Brienne steps up to give her regards to Joffrey and Maegery and (naturally) things get weird between her and Cersei (things get weird between everyone and Cersei)–who believes Brienne is in love with Jaimie (ruh roh). Cersei then reverses Margery’s order on the food while threatening the lecherous Maester Pycelle. Then she, Pappy Lannister, the Viper and Ellaria Sand all trade polite barbs with bared teeth mimicking smiles.

But the real tension of course is the long simmering feud between Joffrey and his Uncle Tyrion. When Joffrey declares that there’s been enough amusement at the wedding, and it’s time for everyone to learn their history–there’s confusion. This “history” turns out to be a set of dwarves that emerge from the head of a giant wooden lion’s mouth. The dwarves, dressed as a series of Westeros rulers, re-enact in comical fashion the War of the Five Kings. It even comes with a scene of a dwarf version of Joffrey “buggering” the severed wolf head of Robb Stark. Classy. We notice that Sansa and some of those not enamored with the Lannisters (the Viper, Varys, the Queen of Thorns) look on soberly.

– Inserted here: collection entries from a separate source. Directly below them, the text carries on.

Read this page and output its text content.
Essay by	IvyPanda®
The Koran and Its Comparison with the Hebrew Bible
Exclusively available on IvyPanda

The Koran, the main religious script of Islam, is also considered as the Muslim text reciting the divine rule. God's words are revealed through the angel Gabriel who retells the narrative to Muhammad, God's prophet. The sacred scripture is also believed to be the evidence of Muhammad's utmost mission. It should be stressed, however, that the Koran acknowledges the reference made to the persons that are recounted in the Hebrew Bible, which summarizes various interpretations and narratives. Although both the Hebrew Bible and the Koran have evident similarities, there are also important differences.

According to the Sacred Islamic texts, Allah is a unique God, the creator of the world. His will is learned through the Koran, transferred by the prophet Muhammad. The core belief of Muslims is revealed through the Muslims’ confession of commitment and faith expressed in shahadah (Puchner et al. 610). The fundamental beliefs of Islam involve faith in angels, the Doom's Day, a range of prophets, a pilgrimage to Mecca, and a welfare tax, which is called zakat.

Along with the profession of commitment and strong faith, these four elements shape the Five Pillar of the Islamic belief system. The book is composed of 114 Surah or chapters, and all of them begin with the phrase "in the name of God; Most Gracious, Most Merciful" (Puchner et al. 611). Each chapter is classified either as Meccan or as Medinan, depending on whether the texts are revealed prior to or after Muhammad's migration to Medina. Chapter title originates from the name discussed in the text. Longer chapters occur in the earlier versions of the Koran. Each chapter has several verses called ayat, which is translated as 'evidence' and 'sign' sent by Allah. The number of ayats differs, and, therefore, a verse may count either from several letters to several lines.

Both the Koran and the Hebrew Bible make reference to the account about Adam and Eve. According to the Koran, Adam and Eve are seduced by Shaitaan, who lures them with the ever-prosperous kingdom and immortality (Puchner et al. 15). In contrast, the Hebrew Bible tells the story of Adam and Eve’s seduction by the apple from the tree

Joffrey goes on to further humiliate his uncle as much as possible–inviting him to joust with the dwarves. When Tyrion outwits him with some fancy banter, he resorts to pouring wine on Tyrion’s head and then demands he serve as his wine steward. A weary Tyrion obliges, only to have Joffrey purposefully drop the cup. A moment of sympathy and unity passes, when Sansa offers the cup to Tyrion who has been forced to go down on all fours searching for it beneath the table. This only seems to anger Joffrey further, and he demands his uncle kneel before him. Things ease up a bit with the arrival of the pie–a giant orange cake. Joffrey slices it open to reveal a flock of doves; the more unfortunate of which are left in a heap of bloodied feathers. Tyrion tries to take this moment to leave, but now flush with power, Joffrey turns back to tormenting him–demanding his uncle serve his wine.

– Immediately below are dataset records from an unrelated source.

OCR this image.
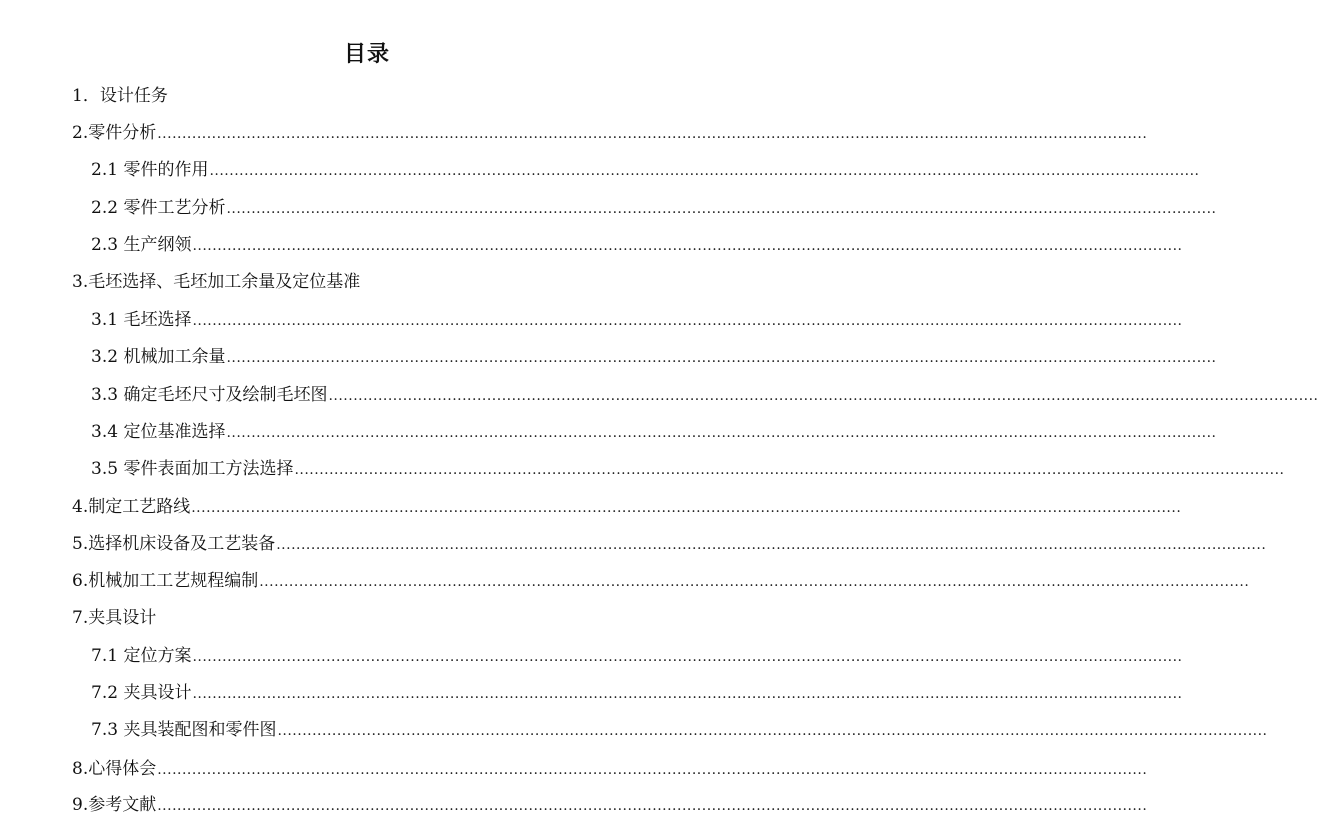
目录
1．设计任务
2.零件分析 ........................................................................................................................................................................................................
2.1 零件的作用 ........................................................................................................................................................................................................
2.2 零件工艺分析 ........................................................................................................................................................................................................
2.3 生产纲领 ........................................................................................................................................................................................................
3.毛坯选择、毛坯加工余量及定位基准
3.1 毛坯选择 ........................................................................................................................................................................................................
3.2 机械加工余量 ........................................................................................................................................................................................................
3.3 确定毛坯尺寸及绘制毛坯图 ........................................................................................................................................................................................................
3.4 定位基准选择 ........................................................................................................................................................................................................
3.5 零件表面加工方法选择 ........................................................................................................................................................................................................
4.制定工艺路线 ........................................................................................................................................................................................................
5.选择机床设备及工艺装备 ........................................................................................................................................................................................................
6.机械加工工艺规程编制 ........................................................................................................................................................................................................
7.夹具设计
7.1 定位方案 ........................................................................................................................................................................................................
7.2 夹具设计 ........................................................................................................................................................................................................
7.3 夹具装配图和零件图 ........................................................................................................................................................................................................
8.心得体会 ........................................................................................................................................................................................................
9.参考文献 ........................................................................................................................................................................................................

And wine he gets. After taking a gulp, something seems amiss with Joffrey. In the middle of his ranting he appears to cough. He tries to go on, but Maegery quickly realizes something is very wrong. Joffrey can’t seem to breathe. “He’s choking!” she cries. Even the Queen of Thorns calls out for help. Most of Joffrey’s sycophants and wedding attendees, who eagerly laughed at his sadistic jokes, keep a clear distance as he falls and begins thrashing about, gasping and wheezing for air. Finally Jaime breaks through to him, followed by Cersei. Mother and secret father watch as their incestuous welp turns a shade of pale purple, blood flowing from his nose and mouth. In a last strangled breath, his hand lifts–pointing or reaching–towards Tyrion, who has bent to pick up the cup. On the day of his wedding, the Monster finally dies, eyes staring and leaking crimson. Poison.

And then for about an hour, the whole interwebs broke. Ain’t seen this much joy since the Emperor died.

When it’s all over, a tearful Cersei looks around, notices her dead son’s pointing hand–and fingers Tyrion as the culprit. She screams that he’s poisoned the king and calls for the guard to “Take him!” Which they do. And we all know that this victory is bittersweet. Because though Joffrey finally got his in the end, things are going to get very bad for everyone’s favorite half-man. Very, very bad.